Suninder is a labourer and makes ₹200-300 everyday. “I was away at work so I don’t know whether he played under the sun. You should ask his mother that question.” But where is the mother? “She would look at him and cry so much that we sent her back to the village.”

Coda

The ongoing medical efforts in SKMCH have improved in the past few days. But this is largely due to the spell of rain in the district on June 22 and the relatively cooler temperatures since. 

Purely in terms of management, SKMCH has not done well. That it had to get nurses from a local college in addition to doctors from the rest of the country is enough to demonstrate the cold shoulder that the government institution gave to its responsibilities. Moreover, the squalor within its premises—only metres away from patients and their families—throughout the outbreak was salt in the wounds of those who rushed to the hospital from the rural corners of Bihar.

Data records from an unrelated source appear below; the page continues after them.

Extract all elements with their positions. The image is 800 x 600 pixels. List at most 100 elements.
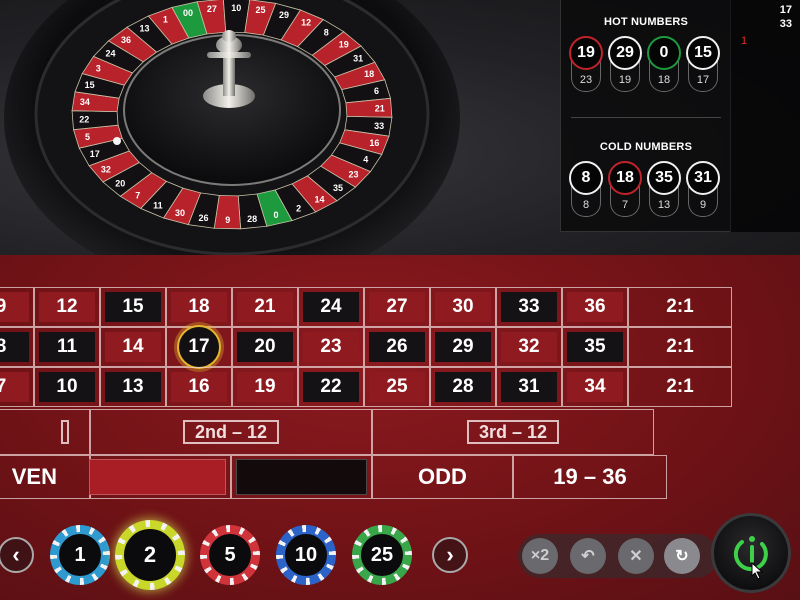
number-cell[interactable]: 26 bbox=[364, 327, 430, 367]
hot-numbers-list: 19 23 29 19 0 18 15 17 bbox=[569, 36, 720, 92]
number-cell[interactable]: 9 bbox=[0, 287, 34, 327]
dozen-bet-1st[interactable] bbox=[0, 409, 90, 455]
double-bet-button[interactable]: ×2 bbox=[522, 538, 558, 574]
chip-value: 2 bbox=[122, 527, 178, 583]
chip-2[interactable]: 2 bbox=[115, 520, 185, 590]
high-bet[interactable]: 19 – 36 bbox=[513, 455, 667, 499]
wheel-pocket-number: 10 bbox=[231, 3, 241, 13]
cold-number-item: 31 9 bbox=[686, 161, 720, 217]
number-label: 13 bbox=[105, 372, 161, 402]
number-label: 8 bbox=[0, 332, 29, 362]
number-cell[interactable]: 33 bbox=[496, 287, 562, 327]
chip-25[interactable]: 25 bbox=[352, 525, 412, 585]
number-cell[interactable]: 25 bbox=[364, 367, 430, 407]
red-bet[interactable] bbox=[89, 455, 231, 499]
number-cell[interactable]: 16 bbox=[166, 367, 232, 407]
number-cell[interactable]: 22 bbox=[298, 367, 364, 407]
number-label: 16 bbox=[171, 372, 227, 402]
dozen-1st-tag bbox=[61, 420, 69, 444]
undo-button[interactable]: ↶ bbox=[570, 538, 606, 574]
number-cell[interactable]: 24 bbox=[298, 287, 364, 327]
wheel-pocket-number: 19 bbox=[339, 39, 349, 49]
even-bet[interactable]: VEN bbox=[0, 455, 90, 499]
wheel-pocket-number: 14 bbox=[315, 194, 325, 204]
number-cell[interactable]: 28 bbox=[430, 367, 496, 407]
dozen-3rd-label: 3rd – 12 bbox=[466, 420, 560, 444]
number-label: 32 bbox=[501, 332, 557, 362]
number-label: 11 bbox=[39, 332, 95, 362]
number-cell[interactable]: 34 bbox=[562, 367, 628, 407]
number-cell[interactable]: 36 bbox=[562, 287, 628, 327]
number-cell[interactable]: 32 bbox=[496, 327, 562, 367]
black-bet[interactable] bbox=[231, 455, 372, 499]
double-label: ×2 bbox=[530, 547, 550, 564]
number-cell[interactable]: 14 bbox=[100, 327, 166, 367]
number-cell[interactable]: 21 bbox=[232, 287, 298, 327]
number-cell[interactable]: 8 bbox=[0, 327, 34, 367]
number-cell[interactable]: 19 bbox=[232, 367, 298, 407]
number-cell[interactable]: 17 bbox=[166, 325, 232, 369]
number-cell[interactable]: 10 bbox=[34, 367, 100, 407]
column-bet-2[interactable]: 2:1 bbox=[628, 327, 732, 367]
column-bet-1[interactable]: 2:1 bbox=[628, 287, 732, 327]
number-label: 22 bbox=[303, 372, 359, 402]
black-swatch bbox=[236, 459, 367, 495]
wheel-pocket-number: 00 bbox=[183, 8, 193, 18]
number-label: 14 bbox=[105, 332, 161, 362]
number-cell[interactable]: 31 bbox=[496, 367, 562, 407]
history-item: 1 bbox=[741, 35, 748, 47]
wheel-pocket-number: 35 bbox=[333, 183, 343, 193]
wheel-pocket-number: 29 bbox=[279, 10, 289, 20]
spin-button[interactable] bbox=[711, 513, 791, 593]
number-cell[interactable]: 11 bbox=[34, 327, 100, 367]
chip-1[interactable]: 1 bbox=[50, 525, 110, 585]
chip-value: 25 bbox=[359, 532, 405, 578]
number-cell[interactable]: 7 bbox=[0, 367, 34, 407]
dozen-bet-2nd[interactable]: 2nd – 12 bbox=[90, 409, 372, 455]
chevron-left-icon: ‹ bbox=[12, 542, 20, 567]
clear-bets-button[interactable]: ✕ bbox=[618, 538, 654, 574]
wheel-pocket-number: 4 bbox=[363, 154, 368, 164]
chips-next-button[interactable]: › bbox=[432, 537, 468, 573]
rebet-button[interactable]: ↻ bbox=[664, 538, 700, 574]
chip-10[interactable]: 10 bbox=[276, 525, 336, 585]
wheel-pocket-number: 3 bbox=[96, 64, 101, 74]
number-cell[interactable]: 15 bbox=[100, 287, 166, 327]
number-cell[interactable]: 12 bbox=[34, 287, 100, 327]
column-bet-3[interactable]: 2:1 bbox=[628, 367, 732, 407]
cold-number: 8 bbox=[569, 161, 603, 195]
chips-prev-button[interactable]: ‹ bbox=[0, 537, 34, 573]
last-result-marker: 17 bbox=[177, 325, 221, 369]
wheel-pocket-number: 27 bbox=[207, 4, 217, 14]
wheel-pocket-number: 23 bbox=[349, 170, 359, 180]
number-label: 31 bbox=[501, 372, 557, 402]
number-cell[interactable]: 35 bbox=[562, 327, 628, 367]
hot-number-count: 19 bbox=[618, 74, 632, 86]
number-cell[interactable]: 18 bbox=[166, 287, 232, 327]
cold-number-item: 18 7 bbox=[608, 161, 642, 217]
refresh-icon: ↻ bbox=[675, 548, 689, 565]
number-cell[interactable]: 23 bbox=[298, 327, 364, 367]
roulette-wheel: 100 27 10 25 2912819311862133164233514202892… bbox=[4, 0, 460, 255]
hot-number: 15 bbox=[686, 36, 720, 70]
number-label: 9 bbox=[0, 292, 29, 322]
dozen-bet-3rd[interactable]: 3rd – 12 bbox=[372, 409, 654, 455]
number-cell[interactable]: 29 bbox=[430, 327, 496, 367]
chip-value: 1 bbox=[57, 532, 103, 578]
dozen-2nd-label: 2nd – 12 bbox=[182, 420, 280, 444]
hot-number-item: 15 17 bbox=[686, 36, 720, 92]
wheel-pocket-number: 24 bbox=[105, 48, 115, 58]
wheel-pocket-number: 28 bbox=[247, 214, 257, 224]
number-cell[interactable]: 13 bbox=[100, 367, 166, 407]
number-label: 27 bbox=[369, 292, 425, 322]
number-cell[interactable]: 27 bbox=[364, 287, 430, 327]
odd-bet[interactable]: ODD bbox=[372, 455, 513, 499]
number-cell[interactable]: 30 bbox=[430, 287, 496, 327]
red-swatch bbox=[89, 459, 226, 495]
wheel-pocket-number: 16 bbox=[369, 138, 379, 148]
chip-5[interactable]: 5 bbox=[200, 525, 260, 585]
number-cell[interactable]: 20 bbox=[232, 327, 298, 367]
cold-numbers-list: 8 8 18 7 35 13 31 9 bbox=[569, 161, 720, 217]
wheel-pocket-number: 2 bbox=[296, 204, 301, 214]
close-icon: ✕ bbox=[629, 548, 643, 565]
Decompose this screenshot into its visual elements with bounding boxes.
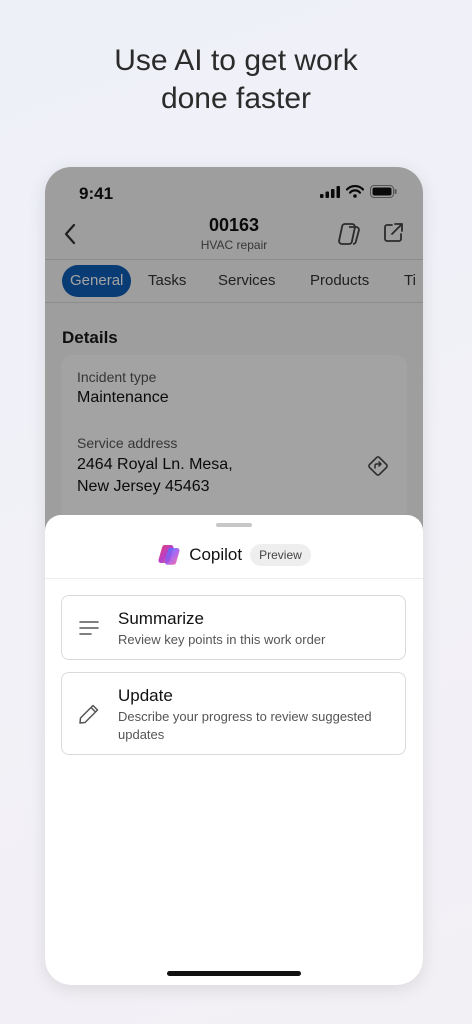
copilot-header: Copilot Preview (45, 541, 423, 569)
preview-badge: Preview (250, 544, 311, 566)
sheet-grabber[interactable] (216, 523, 252, 527)
update-title: Update (118, 686, 173, 705)
pencil-icon (79, 704, 99, 724)
home-indicator (167, 971, 301, 976)
headline: Use AI to get work done faster (0, 42, 472, 118)
update-option[interactable]: Update Describe your progress to review … (61, 672, 406, 755)
sheet-divider (45, 578, 423, 579)
copilot-bottom-sheet: Copilot Preview Summarize Review key poi… (45, 515, 423, 985)
update-description: Describe your progress to review suggest… (118, 709, 372, 742)
phone-frame: 9:41 00163 HVAC repair General Tasks Ser… (45, 167, 423, 985)
copilot-logo-icon (158, 545, 180, 565)
summarize-title: Summarize (118, 609, 204, 628)
headline-line-1: Use AI to get work (114, 44, 358, 77)
headline-line-2: done faster (160, 82, 312, 115)
summarize-option[interactable]: Summarize Review key points in this work… (61, 595, 406, 660)
lines-icon (79, 621, 99, 635)
summarize-description: Review key points in this work order (118, 632, 326, 647)
copilot-title: Copilot (189, 545, 243, 564)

While KDKM was a better study in this regard, the institution had half the capacity to deal with AES when compared to SKMCH. And even those cases which did come to this hospital first were often “referred” to the government hospital.

The extensive medical mobilisation at the two hospitals since the beginning of the outbreak impinges on the larger state of healthcare in Bihar. If medical emergencies continue to be dealt with through mobilisation and relocation, what about the thousands of non-AES patients who languish in the state’s hospitals and health centres? They are undeniably the victims of this transfer of medical supervision and human resources.

At a Public Health Centre in the small town of Kanti in Muzaffarpur district, a doctor transferred from the neighbouring district of Darbhanga bemoans the state of a serious patient he was supervising 24 hours before. He asks, “I might save one life here, but what about the one I left behind?”